NRW state is seen as a bellwether for national politics
German Chancellor Angela Merkel has admitted her coalition suffered a "bitter defeat" in regional elections in North Rhine-Westphalia (NRW).
The chancellor acknowledged her new government, in power since October, had "many avoidable disagreements" that had hurt its chances of re-election in NRW.
She warned that tax cuts would not be possible "in the foreseeable future".
The NRW result means Mrs Merkel's coalition no longer has a majority in the upper house of parliament.
This will make it more difficult for her government to get legislation passed.

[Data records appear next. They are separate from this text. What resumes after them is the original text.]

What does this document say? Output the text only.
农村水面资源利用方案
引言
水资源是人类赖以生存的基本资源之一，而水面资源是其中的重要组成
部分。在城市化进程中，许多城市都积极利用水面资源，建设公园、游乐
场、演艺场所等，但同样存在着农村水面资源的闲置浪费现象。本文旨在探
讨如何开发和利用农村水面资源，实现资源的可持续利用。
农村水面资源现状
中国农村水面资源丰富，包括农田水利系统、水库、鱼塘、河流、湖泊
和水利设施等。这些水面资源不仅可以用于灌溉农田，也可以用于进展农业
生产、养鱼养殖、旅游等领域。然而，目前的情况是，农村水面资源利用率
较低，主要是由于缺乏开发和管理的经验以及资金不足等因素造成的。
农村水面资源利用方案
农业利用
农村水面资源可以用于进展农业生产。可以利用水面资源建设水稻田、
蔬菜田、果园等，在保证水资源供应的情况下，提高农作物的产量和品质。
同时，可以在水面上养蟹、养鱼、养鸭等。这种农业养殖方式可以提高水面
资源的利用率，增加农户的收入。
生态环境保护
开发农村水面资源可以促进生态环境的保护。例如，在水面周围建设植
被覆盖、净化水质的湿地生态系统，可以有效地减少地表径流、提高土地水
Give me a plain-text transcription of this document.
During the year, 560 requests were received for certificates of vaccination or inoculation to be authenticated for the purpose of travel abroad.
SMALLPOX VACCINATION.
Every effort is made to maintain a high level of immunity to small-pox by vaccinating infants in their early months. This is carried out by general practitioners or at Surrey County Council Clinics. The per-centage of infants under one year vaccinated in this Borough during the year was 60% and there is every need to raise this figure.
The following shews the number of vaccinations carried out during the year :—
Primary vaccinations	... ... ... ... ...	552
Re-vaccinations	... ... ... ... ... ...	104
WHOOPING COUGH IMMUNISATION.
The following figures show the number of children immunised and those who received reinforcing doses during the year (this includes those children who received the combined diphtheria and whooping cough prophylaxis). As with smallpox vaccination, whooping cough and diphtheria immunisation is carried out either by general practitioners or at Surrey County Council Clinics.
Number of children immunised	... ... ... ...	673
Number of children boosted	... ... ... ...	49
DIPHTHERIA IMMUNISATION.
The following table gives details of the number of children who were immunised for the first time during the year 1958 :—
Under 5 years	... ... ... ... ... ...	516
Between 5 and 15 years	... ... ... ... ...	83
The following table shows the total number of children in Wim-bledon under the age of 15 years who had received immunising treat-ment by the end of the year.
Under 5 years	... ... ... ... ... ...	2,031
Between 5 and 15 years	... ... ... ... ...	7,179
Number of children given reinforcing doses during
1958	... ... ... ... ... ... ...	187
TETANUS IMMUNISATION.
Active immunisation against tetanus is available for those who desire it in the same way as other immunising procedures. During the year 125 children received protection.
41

The coalition in NRW, between Mrs Merkel's Christian Democrat party (CDU) and the pro-business Free Democrats (FDP), had mirrored the one at the federal level.
Many analysts believe their defeat was in large part due to the government's recent decision to contribute to a huge rescue package for Greece.
Many cities in NRW are on the brink of bankruptcy.
But, in her comments on the result, Mrs Merkel acknowledged that the stumbling start her new national coalition government had since September's general elections had not helped.
"There's no talking around it - we suffered a bitter defeat," she said.
"As regards the work of the federal government, I will only say this: In the first months, we did not provide any momentum to the government in NRW.
"On the contrary, we were a factor holding them back, and there were many avoidable disagreements."
She warned that big tax cuts - favoured by the FDP and promised by the new coalition - would not now be possible.
"The... coalition in Berlin must now set its priorities clearly," she said. "That means, from my point of view, firstly that tax cuts cannot be implemented for the foreseeable future - discussions about the euro, about [loan] guarantees and a lot of other things show us that."
She warned that tax cuts were unlikely for "at least two years - the budgets for 2011 and 2012".
Final results in NRW showed the CDU with 34.6% and their FDP allies on 6.7%.
The Social Democrats (SPD), Germany's main opposition party, polled 34.5% of the vote, while the Greens won 12.1% and the Left Party 5.6%.
It is not immediately clear what type of alliance or coalition will emerge in NRW.
NRW, Germany's most populous state and home to 18 million people, is in the country's industrial heartland and regarded as a weathervane for national politics.
Foreign Minister Guido Westerwelle, who is also vice-chancellor and leader of the Free Democrats, called the loss a "warning shot for the governing parties".
"We must make an effort to win back lost trust," he said.